DJ Spooky has been busily charting the outer multimedia reaches of Antarctica. Now he’s disseminating his soundscape data for a public still struggling to align perception with reality.
“Politics, environmental awareness, climate change: it’s all about perception,” DJ Spooky, known on his passport as Paul D. Miller, told Wired.com in an e-mail from South Korea, where he was performing his multimedia composition Terra Nova: Sinfonia Antarctica and promoting its companion graphic design compilation, The Book of Ice. “I want as much as possible to see art as a tool for social change. That’s what remixing does: You never want to think that there’s only one way to do something or see something. How we use the information that art can help inspire, well, that’s up to the public.”Spooky brings his Antarctica-inspired thoughtronica to the top of The New York Academy of Sciences alongside Ground Zero on Monday, when he’ll perform with a string quartet ahead of a moderated panel about global warming.1
Also on the panel: The New York Times‘ chief environmental correspondent, Andrew Revkin, and Envisioning Climate Change author and NASA Goddard Institute for Space Studies climatologist Gavin Schmidt.

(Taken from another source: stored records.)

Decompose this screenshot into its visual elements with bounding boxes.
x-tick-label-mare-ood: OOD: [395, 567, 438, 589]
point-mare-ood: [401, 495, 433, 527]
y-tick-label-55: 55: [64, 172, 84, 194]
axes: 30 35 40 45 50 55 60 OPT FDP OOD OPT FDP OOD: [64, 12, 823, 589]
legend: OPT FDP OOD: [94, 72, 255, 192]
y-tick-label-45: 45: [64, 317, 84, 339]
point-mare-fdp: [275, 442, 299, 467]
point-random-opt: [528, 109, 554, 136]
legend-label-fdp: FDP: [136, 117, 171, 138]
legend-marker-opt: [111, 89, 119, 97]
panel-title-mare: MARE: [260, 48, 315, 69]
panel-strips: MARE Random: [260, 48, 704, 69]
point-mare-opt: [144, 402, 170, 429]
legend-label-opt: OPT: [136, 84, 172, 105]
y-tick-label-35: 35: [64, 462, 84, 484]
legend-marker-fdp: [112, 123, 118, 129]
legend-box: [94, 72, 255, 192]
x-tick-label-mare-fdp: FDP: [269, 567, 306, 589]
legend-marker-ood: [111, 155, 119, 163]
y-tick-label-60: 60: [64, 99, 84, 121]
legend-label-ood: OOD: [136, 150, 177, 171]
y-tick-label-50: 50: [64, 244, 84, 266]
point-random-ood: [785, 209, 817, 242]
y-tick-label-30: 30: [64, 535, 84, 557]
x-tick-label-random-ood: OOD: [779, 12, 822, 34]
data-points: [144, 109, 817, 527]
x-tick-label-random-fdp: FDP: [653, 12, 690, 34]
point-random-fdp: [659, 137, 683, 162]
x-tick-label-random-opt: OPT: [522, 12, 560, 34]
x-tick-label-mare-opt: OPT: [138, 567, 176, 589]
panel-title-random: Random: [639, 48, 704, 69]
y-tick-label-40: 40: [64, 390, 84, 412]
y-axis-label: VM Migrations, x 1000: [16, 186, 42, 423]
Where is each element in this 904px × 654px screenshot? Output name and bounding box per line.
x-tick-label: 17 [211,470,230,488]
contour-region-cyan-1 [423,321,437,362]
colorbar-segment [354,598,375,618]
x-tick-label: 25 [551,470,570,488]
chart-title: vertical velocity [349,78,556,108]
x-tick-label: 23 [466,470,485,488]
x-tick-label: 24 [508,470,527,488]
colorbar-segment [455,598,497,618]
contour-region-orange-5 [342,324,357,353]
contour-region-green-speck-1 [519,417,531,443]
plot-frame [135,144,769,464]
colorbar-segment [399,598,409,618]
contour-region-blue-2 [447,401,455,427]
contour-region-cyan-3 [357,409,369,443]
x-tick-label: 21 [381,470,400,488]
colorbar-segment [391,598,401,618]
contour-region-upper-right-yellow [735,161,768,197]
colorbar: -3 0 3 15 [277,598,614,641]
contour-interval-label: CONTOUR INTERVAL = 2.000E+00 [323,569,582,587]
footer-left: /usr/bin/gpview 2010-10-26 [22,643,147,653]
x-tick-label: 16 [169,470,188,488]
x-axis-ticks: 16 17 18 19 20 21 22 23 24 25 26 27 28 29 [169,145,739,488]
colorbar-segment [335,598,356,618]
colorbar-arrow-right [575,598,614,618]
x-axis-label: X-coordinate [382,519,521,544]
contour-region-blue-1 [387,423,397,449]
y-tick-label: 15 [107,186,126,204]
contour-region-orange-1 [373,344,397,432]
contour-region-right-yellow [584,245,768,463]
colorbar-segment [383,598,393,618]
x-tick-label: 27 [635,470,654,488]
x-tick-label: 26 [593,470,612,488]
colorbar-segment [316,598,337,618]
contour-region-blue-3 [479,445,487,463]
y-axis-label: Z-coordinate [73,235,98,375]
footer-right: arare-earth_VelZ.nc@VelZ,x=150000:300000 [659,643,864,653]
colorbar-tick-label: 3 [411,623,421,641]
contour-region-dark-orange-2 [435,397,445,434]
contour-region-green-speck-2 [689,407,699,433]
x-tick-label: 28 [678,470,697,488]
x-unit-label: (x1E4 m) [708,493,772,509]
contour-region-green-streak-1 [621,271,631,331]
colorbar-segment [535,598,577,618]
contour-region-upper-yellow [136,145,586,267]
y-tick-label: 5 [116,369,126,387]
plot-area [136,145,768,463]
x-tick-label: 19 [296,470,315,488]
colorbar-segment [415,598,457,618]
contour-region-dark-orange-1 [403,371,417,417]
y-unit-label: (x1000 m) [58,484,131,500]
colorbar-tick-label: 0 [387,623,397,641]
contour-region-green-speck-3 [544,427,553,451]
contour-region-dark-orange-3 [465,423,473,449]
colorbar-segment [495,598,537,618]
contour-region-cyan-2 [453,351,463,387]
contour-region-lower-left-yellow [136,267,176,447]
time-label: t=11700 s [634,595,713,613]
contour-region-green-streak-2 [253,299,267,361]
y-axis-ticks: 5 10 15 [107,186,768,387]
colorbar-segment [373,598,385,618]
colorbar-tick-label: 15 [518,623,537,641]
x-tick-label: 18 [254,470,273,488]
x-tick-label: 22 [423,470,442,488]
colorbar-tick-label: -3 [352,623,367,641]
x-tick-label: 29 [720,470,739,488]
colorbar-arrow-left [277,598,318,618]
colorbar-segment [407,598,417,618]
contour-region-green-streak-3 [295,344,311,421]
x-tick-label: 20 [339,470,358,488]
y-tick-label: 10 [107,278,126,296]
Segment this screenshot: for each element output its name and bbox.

The brainy company Spooky keeps sets him apart from Earth’s other soundscapers, although in a perfect world, it shouldn’t.
“Science isn’t really that different from art,” he said. “It just has to have proof at every level. Art doesn’t need to prove anything, but you have to have enough imagination to really pull things into perspective. I guess Antarctica proved to me that art and science are just two sides of the same coin: My Antarctica project is inspired as much by scientists and mathematicians like Johannes Kepler or Claude Shannon as it is by composers and artists like Nam June Paik and Alexander Scriabin.”

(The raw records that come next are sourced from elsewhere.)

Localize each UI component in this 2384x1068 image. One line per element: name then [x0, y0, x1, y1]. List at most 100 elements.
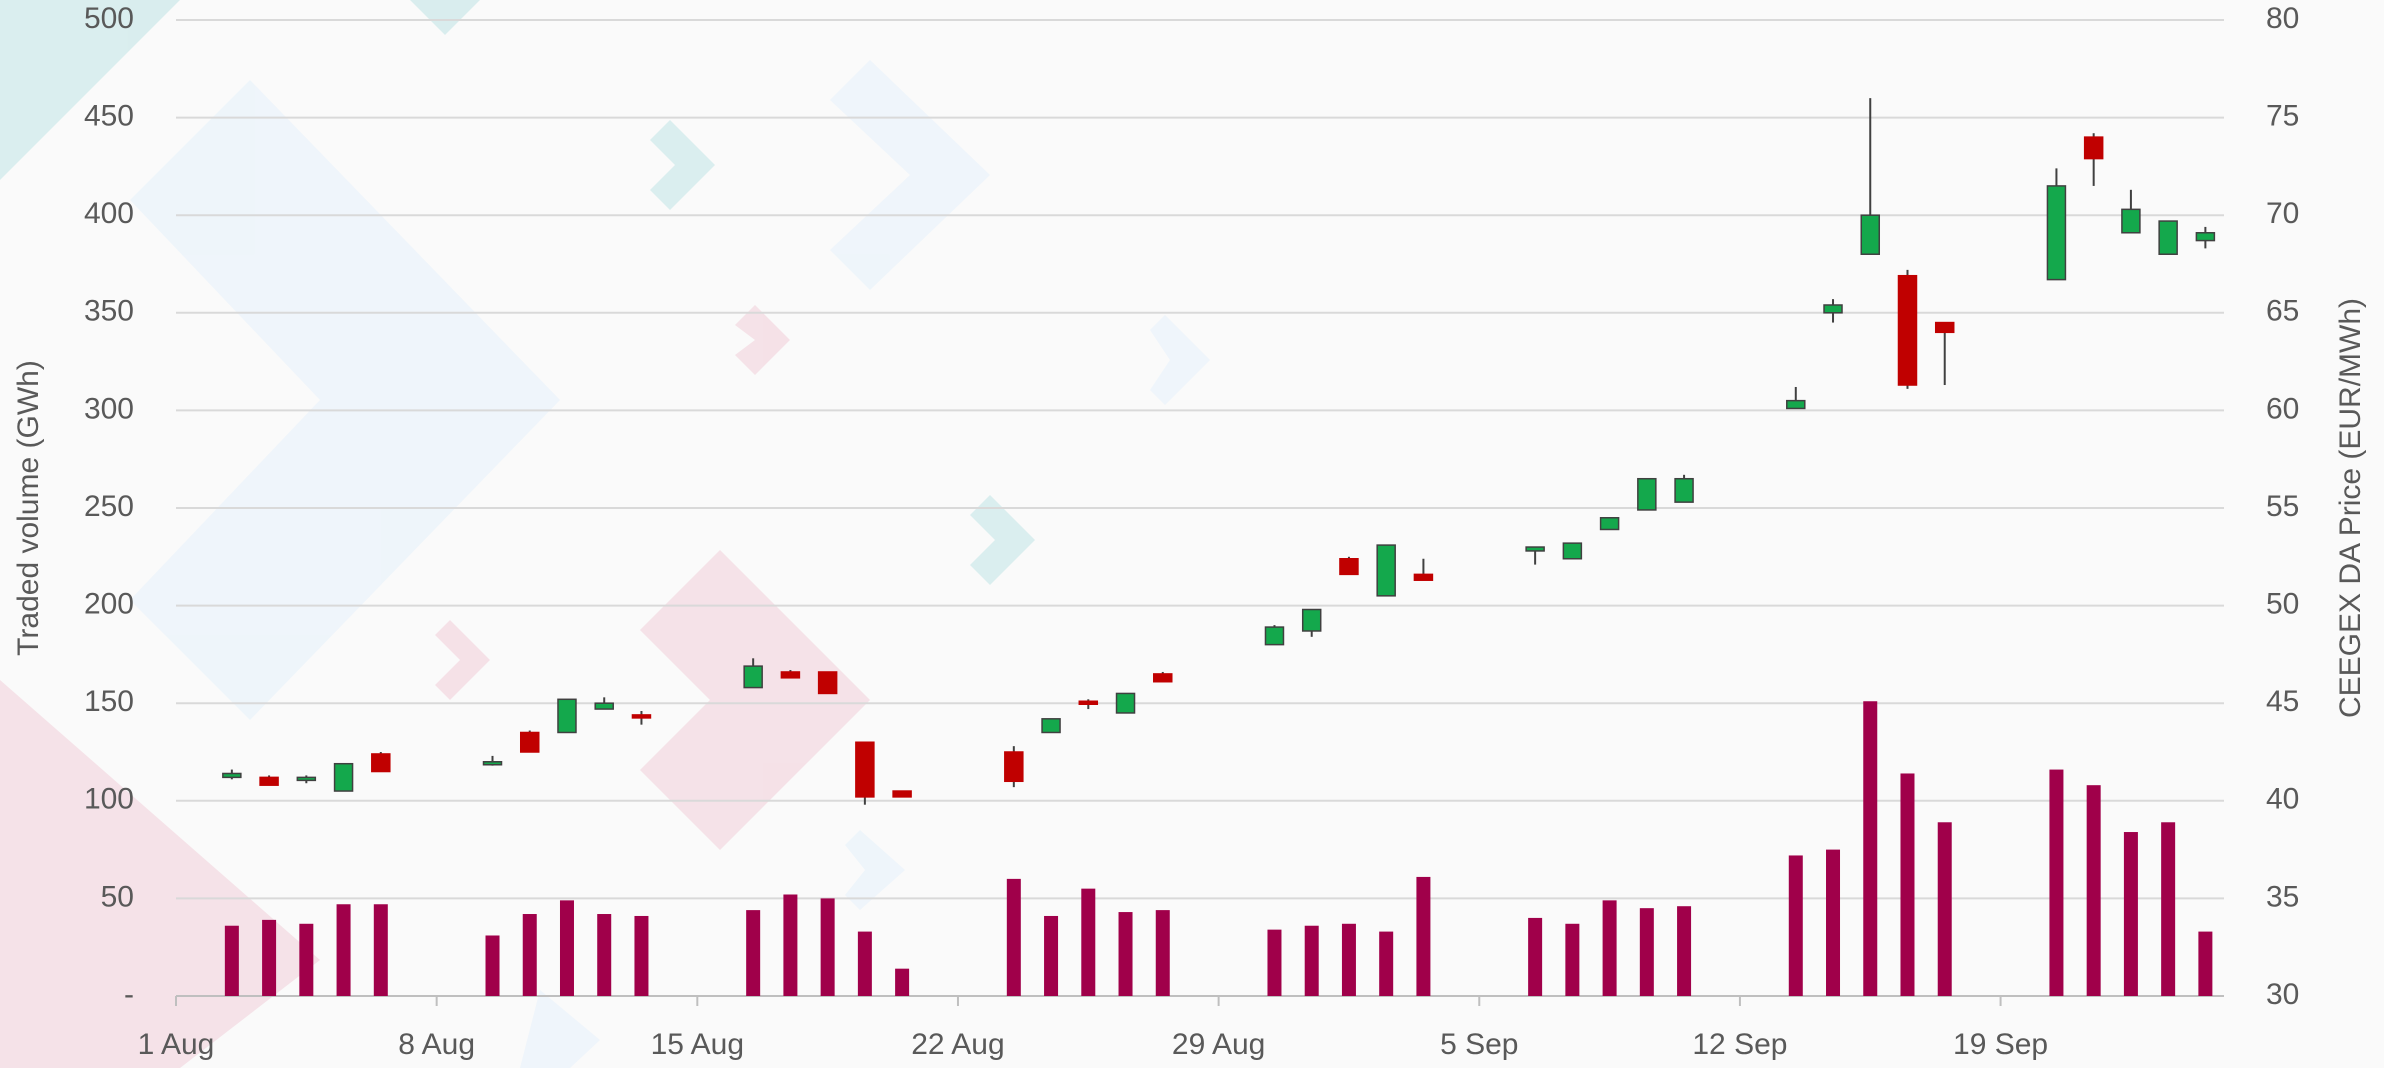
volume-bar — [1863, 701, 1878, 996]
candle-body — [1301, 608, 1322, 632]
x-tick-label: 29 Aug — [1172, 1028, 1265, 1061]
y2-tick-label: 55 — [2266, 490, 2299, 523]
x-tick-label: 1 Aug — [138, 1028, 215, 1061]
y-tick-label: 450 — [84, 100, 134, 133]
volume-bar — [1379, 931, 1394, 996]
y-tick-label: 150 — [84, 685, 134, 718]
y2-tick-label: 30 — [2266, 978, 2299, 1011]
x-tick-label: 15 Aug — [651, 1028, 744, 1061]
volume-bar — [634, 915, 649, 996]
volume-bar — [1639, 908, 1654, 996]
y2-tick-label: 70 — [2266, 197, 2299, 230]
y-tick-label: 350 — [84, 295, 134, 328]
x-tick-label: 19 Sep — [1953, 1028, 2048, 1061]
candle-body — [1041, 718, 1061, 734]
candle-body — [1860, 214, 1881, 255]
x-tick-label: 12 Sep — [1692, 1028, 1787, 1061]
y-tick-label: 100 — [84, 783, 134, 816]
y2-tick-label: 45 — [2266, 685, 2299, 718]
candle-body — [1264, 626, 1285, 646]
candle-body — [1004, 751, 1024, 783]
candle-body — [2046, 185, 2067, 281]
background-decoration — [0, 0, 1210, 1068]
volume-bar — [746, 910, 761, 996]
candle-body — [259, 776, 279, 786]
volume-bar — [299, 923, 314, 996]
candle-body — [594, 702, 614, 710]
volume-bar — [895, 968, 910, 996]
candle-body — [519, 731, 540, 753]
volume-bar — [224, 925, 239, 996]
volume-bar — [1602, 900, 1617, 996]
y2-tick-label: 75 — [2266, 100, 2299, 133]
y-axis-title: Traded volume (GWh) — [12, 360, 45, 656]
candle-body — [1562, 542, 1583, 560]
volume-bar — [485, 935, 500, 996]
volume-bar — [336, 904, 351, 996]
y2-tick-label: 40 — [2266, 783, 2299, 816]
x-tick-label: 22 Aug — [911, 1028, 1004, 1061]
candle-body — [1786, 399, 1806, 410]
candle-body — [296, 776, 317, 782]
volume-bar — [1006, 878, 1021, 996]
candle-body — [371, 753, 391, 773]
x-tick-label: 5 Sep — [1440, 1028, 1518, 1061]
y2-tick-label: 65 — [2266, 295, 2299, 328]
candle-body — [222, 772, 242, 779]
volume-bar — [820, 898, 835, 996]
y2-axis-title: CEEGEX DA Price (EUR/MWh) — [2334, 298, 2367, 718]
volume-bar — [2198, 931, 2213, 996]
candle-body — [1525, 546, 1545, 552]
volume-bar — [1788, 855, 1803, 996]
volume-bar — [1044, 915, 1059, 996]
candle-body — [892, 790, 912, 798]
y-tick-label: 300 — [84, 392, 134, 425]
candle-body — [631, 714, 652, 719]
volume-bar — [1118, 912, 1133, 996]
y-tick-label: - — [124, 978, 134, 1011]
volume-bar — [1900, 773, 1915, 996]
candle-body — [557, 698, 577, 734]
candle-body — [1897, 274, 1918, 386]
candle-body — [1599, 517, 1620, 531]
volume-bar — [2123, 832, 2138, 996]
y2-tick-label: 35 — [2266, 880, 2299, 913]
candle-body — [1115, 692, 1136, 714]
candle-body — [333, 762, 354, 792]
volume-bar — [1565, 923, 1580, 996]
volume-bar — [1304, 925, 1319, 996]
volume-bar — [1081, 888, 1096, 996]
volume-bar — [1826, 849, 1841, 996]
volume-bar — [597, 914, 612, 996]
volume-bar — [1528, 917, 1543, 996]
candle-body — [2083, 136, 2104, 160]
volume-bar — [1677, 906, 1692, 996]
volume-bar — [783, 894, 798, 996]
y2-tick-label: 50 — [2266, 588, 2299, 621]
volume-bar — [1267, 929, 1282, 996]
candle-body — [2158, 220, 2178, 255]
candle-body — [743, 665, 763, 689]
candle-body — [1153, 673, 1173, 683]
y-tick-label: 50 — [101, 880, 134, 913]
y-tick-label: 200 — [84, 588, 134, 621]
candle-body — [482, 761, 503, 766]
candle-body — [1413, 573, 1434, 581]
volume-bar — [2086, 785, 2101, 996]
volume-bar — [857, 931, 872, 996]
volume-bar — [1341, 923, 1356, 996]
volume-bar — [1155, 910, 1170, 996]
y2-tick-label: 80 — [2266, 2, 2299, 35]
volume-bar — [2161, 822, 2176, 996]
candle-body — [1823, 304, 1843, 314]
volume-bar — [1937, 822, 1952, 996]
x-tick-label: 8 Aug — [398, 1028, 475, 1061]
candle-body — [780, 671, 801, 679]
y-tick-label: 250 — [84, 490, 134, 523]
candle-body — [1674, 477, 1694, 503]
y-tick-label: 500 — [84, 2, 134, 35]
volume-bar — [262, 919, 277, 996]
candle-body — [855, 741, 875, 798]
candle-body — [1637, 477, 1657, 511]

Location can add dimension to both art and science. In that sense, Spooky’s concert at Ground Zero might spark a deep and painful conversation the entire world has been putting off.
“We all need to ask ourselves some hard questions,” he said. “9/11 was an immense tragedy, and the wars that it sparked are horrible not only for the countries that experience them, but for the American people as well. I hope my mini-concert is viewed as contributing in one way or another to dialog about it all.”

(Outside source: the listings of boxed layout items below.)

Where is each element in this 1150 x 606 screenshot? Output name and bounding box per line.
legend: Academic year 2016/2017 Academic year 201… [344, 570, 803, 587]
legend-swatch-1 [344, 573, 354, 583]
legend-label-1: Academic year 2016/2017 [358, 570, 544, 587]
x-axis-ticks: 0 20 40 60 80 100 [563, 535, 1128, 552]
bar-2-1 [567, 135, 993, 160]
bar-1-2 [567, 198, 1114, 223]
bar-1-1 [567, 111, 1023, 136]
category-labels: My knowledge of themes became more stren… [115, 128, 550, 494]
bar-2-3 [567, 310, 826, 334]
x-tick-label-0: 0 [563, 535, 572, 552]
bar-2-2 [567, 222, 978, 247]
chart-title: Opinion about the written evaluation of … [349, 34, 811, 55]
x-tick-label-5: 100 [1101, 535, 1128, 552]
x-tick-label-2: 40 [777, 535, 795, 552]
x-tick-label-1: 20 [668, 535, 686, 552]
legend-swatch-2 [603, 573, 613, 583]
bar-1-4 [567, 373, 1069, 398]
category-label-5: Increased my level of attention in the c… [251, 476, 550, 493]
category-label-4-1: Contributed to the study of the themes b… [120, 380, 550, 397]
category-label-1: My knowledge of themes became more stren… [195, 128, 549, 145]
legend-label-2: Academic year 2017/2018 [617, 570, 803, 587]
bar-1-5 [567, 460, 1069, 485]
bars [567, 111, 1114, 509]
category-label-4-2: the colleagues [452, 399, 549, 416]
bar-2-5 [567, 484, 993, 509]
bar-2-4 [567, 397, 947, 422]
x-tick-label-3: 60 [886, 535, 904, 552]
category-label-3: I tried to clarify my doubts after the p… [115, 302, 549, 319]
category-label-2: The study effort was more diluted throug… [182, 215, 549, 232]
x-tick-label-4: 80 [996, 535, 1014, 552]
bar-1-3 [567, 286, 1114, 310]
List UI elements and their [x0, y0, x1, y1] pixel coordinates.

Spooky seized upon the South Pole as a topographical subject for his electronic music explorations a few years ago. It was hard to ignore, given the spectacular fractures of the Larsen and Wilkins ice shelves. So he packed his laptop and microphones to sonically and visually capture the region firsthand for six weeks, looking for a way to integrate its titanic stature and mythology into an arty mediation.
“The vastness of Antarctica changed my dreams,” Spooky said. “My sleep patterns got scrambled by the permanent afternoon light of its summer. That blew my mind. The landscape was pure poetry.”
He filtered that poetry into a complex musical and design project building upon the “elegant universe” philosophy of theoretical physicist Brian Greene, who wrote the introduction for The Book of Ice, which was released in July. Other ingredients include the information-overload foundation laid down by James Gleick and Spooky’s own fractal musical experiments, found on efforts like 2009’s The Secret Song.
For The Book of Ice, he created a mash of activist posters for an invented People’s Republic of Antarctica (below), stunning photography (above) and complex diagrams and charts trailing the flow of ice, commerce and scientific data throughout the region.
When all was said and done, he realized Antarctica had switched the polarities of his perspective.
“I was trying to figure out how to make a reflection of the landscape, but instead, the landscape made a reflection of me,” he said. “In the city, you’re aware of media around you. In a remote place like Antarctica, you are the media. That was a weird feeling.”
The globe-hopping Spooky, who was recently inducted into the Royal Canadian Geographical Society, is taking his Antarctica remix on tour all year. After that, he’s considering a complementary exploration of the North Pole and perhaps the South Pacific, where he recently founded a carbon-negative art retreat with tribal members on the island of Vanuatu. But whatever the region, his planetary musings on art, media and technology will probably continue to tickle brains and galvanize humane responses.
“Human rights and the respect for the planet are intricately tied together,” Spooky said. “Without one, the other tends to be neglected.”
Note 1. The original version of this story incorrectly stated the date of DJ Spooky’s upcoming New York performance. The show will take place Monday, Sept. 19.